ROMPENDO O PACTO DO SILÊNCIO
Adriana Kunrath, Rachel Mello, Luciana Kruse
Uma das tantas coisas que a pandemia desvelou foi a grande desigualdade entre mulheres e homens quanto às atividades domésticas e cuidados em geral com filhos e familiares. As mulheres são as mais sobrecarregadas e as que mais se ativam nas tarefas domésticas e de cuidado. A estimativa é que as mulheres gastem 10 horas a mais do que os homens nas tarefas domésticas por semana (pesquisa IBGE/2020). Claro que há as honrosas exceções, mas, por ora, estão a confirmar a regra.
Mulheres amamentando em frente às câmeras de seus notebooks durante reuniões de trabalho, cancelamentos de compromissos profissionais por absoluta impossibilidade de conciliar casa, filhos e outras tarefas de cuidado.
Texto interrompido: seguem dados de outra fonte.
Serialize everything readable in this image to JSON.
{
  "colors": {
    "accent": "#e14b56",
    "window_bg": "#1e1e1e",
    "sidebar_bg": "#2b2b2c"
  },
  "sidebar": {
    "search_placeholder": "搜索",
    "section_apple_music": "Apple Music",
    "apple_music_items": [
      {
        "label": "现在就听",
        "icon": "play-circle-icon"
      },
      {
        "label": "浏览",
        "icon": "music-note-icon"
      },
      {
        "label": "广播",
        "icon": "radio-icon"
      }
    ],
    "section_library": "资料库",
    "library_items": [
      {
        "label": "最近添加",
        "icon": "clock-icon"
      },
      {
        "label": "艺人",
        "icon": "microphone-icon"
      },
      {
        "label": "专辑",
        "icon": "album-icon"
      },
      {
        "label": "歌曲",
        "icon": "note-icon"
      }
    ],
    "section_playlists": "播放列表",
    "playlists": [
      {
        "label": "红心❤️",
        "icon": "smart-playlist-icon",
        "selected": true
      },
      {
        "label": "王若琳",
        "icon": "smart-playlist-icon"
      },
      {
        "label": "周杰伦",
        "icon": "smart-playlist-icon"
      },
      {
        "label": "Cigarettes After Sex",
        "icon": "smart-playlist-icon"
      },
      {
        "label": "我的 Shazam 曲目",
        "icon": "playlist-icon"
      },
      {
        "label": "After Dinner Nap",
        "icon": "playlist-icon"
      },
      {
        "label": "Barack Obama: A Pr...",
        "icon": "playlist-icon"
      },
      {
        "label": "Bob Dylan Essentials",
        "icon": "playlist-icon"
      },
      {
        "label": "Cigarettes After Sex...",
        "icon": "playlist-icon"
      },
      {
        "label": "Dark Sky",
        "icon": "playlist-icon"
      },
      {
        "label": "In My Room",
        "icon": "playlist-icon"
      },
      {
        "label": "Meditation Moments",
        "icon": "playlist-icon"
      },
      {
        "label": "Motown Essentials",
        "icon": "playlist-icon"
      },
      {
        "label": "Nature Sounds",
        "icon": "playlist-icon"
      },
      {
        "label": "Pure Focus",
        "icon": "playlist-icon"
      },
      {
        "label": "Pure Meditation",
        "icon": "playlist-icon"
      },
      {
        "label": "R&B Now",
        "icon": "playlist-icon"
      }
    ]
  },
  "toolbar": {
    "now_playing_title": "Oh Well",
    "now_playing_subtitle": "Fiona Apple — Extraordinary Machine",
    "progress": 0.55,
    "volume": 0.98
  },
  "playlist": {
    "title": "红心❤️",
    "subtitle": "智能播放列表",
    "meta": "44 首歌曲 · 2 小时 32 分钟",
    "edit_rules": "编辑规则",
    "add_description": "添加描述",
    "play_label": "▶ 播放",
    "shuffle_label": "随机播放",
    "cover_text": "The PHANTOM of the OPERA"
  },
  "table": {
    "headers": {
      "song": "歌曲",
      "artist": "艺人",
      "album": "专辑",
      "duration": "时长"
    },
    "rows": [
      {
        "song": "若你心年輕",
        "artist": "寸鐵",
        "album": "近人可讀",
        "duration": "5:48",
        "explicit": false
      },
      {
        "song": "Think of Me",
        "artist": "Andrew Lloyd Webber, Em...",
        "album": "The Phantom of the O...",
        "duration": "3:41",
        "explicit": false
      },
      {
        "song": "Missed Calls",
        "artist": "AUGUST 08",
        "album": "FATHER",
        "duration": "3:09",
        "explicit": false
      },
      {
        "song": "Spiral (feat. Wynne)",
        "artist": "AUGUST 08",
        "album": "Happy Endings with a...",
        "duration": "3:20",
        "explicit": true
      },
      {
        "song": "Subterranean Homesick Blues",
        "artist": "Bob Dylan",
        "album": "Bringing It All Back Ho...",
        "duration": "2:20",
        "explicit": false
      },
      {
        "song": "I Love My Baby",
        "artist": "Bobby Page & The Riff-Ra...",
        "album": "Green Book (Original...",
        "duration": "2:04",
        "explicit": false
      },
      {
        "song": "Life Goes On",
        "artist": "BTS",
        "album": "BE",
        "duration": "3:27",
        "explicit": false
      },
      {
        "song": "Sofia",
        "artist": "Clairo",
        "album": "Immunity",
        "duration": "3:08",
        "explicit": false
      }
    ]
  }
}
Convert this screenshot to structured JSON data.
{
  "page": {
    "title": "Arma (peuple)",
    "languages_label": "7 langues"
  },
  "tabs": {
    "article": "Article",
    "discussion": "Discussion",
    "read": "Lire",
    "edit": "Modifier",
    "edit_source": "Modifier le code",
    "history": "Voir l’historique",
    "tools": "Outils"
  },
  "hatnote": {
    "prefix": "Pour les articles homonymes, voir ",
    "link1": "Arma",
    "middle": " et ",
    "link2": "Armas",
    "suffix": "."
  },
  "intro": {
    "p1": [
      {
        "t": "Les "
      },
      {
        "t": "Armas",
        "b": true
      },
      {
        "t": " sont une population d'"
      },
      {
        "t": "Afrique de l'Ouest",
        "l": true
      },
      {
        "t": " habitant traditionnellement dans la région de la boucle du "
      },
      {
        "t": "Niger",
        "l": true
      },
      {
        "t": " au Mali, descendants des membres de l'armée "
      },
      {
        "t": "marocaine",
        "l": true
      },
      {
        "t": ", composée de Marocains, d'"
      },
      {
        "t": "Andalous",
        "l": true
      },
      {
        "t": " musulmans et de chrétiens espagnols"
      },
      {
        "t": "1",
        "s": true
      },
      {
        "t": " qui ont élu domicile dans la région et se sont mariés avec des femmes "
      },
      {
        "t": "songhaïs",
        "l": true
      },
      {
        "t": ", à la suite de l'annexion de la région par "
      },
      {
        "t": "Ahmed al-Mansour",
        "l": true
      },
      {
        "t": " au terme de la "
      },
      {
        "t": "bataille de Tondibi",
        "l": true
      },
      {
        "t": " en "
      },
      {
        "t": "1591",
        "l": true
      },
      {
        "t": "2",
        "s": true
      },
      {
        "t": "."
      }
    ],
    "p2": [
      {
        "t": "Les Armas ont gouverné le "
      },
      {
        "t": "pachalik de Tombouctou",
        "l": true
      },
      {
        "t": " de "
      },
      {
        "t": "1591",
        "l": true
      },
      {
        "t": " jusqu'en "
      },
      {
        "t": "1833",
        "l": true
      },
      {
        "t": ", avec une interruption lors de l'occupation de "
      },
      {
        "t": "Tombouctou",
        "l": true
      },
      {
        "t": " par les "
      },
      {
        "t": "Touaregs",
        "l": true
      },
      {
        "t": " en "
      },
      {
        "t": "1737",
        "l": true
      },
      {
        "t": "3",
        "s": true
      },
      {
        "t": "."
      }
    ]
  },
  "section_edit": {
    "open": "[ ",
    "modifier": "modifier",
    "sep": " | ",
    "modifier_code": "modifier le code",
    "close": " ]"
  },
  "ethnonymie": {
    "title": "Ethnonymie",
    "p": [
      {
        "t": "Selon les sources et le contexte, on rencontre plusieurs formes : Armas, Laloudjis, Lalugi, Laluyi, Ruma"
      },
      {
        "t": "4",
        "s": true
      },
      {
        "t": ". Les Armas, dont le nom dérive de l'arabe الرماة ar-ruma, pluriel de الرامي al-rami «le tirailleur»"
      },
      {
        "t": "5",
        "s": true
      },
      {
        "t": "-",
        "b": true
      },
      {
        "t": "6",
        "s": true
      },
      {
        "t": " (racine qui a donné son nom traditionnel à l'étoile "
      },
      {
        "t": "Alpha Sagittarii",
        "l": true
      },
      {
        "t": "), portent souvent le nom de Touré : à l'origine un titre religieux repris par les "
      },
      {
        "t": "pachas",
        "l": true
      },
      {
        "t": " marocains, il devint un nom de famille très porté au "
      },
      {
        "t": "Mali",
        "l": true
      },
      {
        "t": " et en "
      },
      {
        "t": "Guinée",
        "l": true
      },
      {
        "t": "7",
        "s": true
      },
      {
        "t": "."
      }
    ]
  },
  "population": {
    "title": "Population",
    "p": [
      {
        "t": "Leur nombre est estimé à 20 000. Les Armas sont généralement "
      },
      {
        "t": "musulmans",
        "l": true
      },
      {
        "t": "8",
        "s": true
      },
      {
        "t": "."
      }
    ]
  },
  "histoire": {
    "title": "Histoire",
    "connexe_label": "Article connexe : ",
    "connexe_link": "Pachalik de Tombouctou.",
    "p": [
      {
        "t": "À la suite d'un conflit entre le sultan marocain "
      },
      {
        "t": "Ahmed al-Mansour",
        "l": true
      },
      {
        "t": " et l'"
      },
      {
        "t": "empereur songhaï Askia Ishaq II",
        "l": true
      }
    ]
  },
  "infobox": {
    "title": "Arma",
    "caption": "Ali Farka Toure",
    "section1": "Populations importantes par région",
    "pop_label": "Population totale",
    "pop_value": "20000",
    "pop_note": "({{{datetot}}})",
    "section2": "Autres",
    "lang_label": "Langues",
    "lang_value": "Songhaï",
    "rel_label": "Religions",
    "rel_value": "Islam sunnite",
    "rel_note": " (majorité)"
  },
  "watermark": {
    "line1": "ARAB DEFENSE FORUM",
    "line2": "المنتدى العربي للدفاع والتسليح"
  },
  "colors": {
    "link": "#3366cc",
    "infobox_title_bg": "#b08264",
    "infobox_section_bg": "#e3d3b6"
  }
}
A pandemia revelou situações que antes estavam escondidas e que, por total desinteresse da máquina produtiva, jamais vieram à tona. Podemos debatê-las, acompanhar lives tratando do assunto, mas com a condição de que as mulheres continuem dando conta de cuidar da casa, dos filhos, da família, do trabalho. Falem, discutam, desde que continuem produzindo, cuidando, limpando e organizando. Não rompam o pacto do silêncio!
Não fosse isso, apesar de, em muitos lares brasileiros, as mulheres serem o arrimo de família (45% em 2015, dados IPEA), elas recebem 77,7% do salário pago aos homens (pesquisa IBGE março/2021).
O isolamento social e o confinamento adotados como medida de saúde para o enfrentamento da covid-19 elevou a tensão, ocasionando um aumento de 50% nos casos de violência doméstica em face das mulheres no Brasil (artigo publicado em www.sejus.df.gov.br). E aqui o pacto do silêncio é ainda mais cruel, porque como “em briga de marido e mulher ninguém mete a colher”, muitas mulheres acabam assassinadas pelos companheiros.
Nesse 08 de março de 2022, porém, queremos romper o pacto de silêncio, assim como fizeram as mulheres no início do século XX, nos Estados Unidos e na Europa, ao tomarem às ruas em protestos por condições dignas de trabalho.
Romper o silêncio não é “mi-mi-mi”. Romper o silêncio é reconhecer as situações de desigualdade, discriminação e violência que as mulheres vivenciam ao longo dos anos no ambiente familiar e social; é discutir e implementar políticas que efetivamente promovam a igualdade e coíbam a violência em razão do gênero.
No âmbito do Poder Judiciário, foi lançado pelo CNJ, em outubro de 2021, o Protocolo para Julgamento com Perspectiva de Gênero, cujo objetivo é guiar juízas e juízes dos diversos ramos da Justiça, para que realizem o direito à igualdade e à não discriminação de todas as pessoas, de sorte que, no exercício da jurisdição, não promovam a repetição de estereótipos, tampouco a perpetuação de diferenças, rompendo assim com culturas de discriminação, preconceitos e violência.
Nós, mulheres, esperamos que o protocolo se torne um poderoso instrumento de transformação social. Chega de violência! Chega de discriminação! Chega de preconceitos! Precisamos falar de gênero. Precisamos romper o silêncio.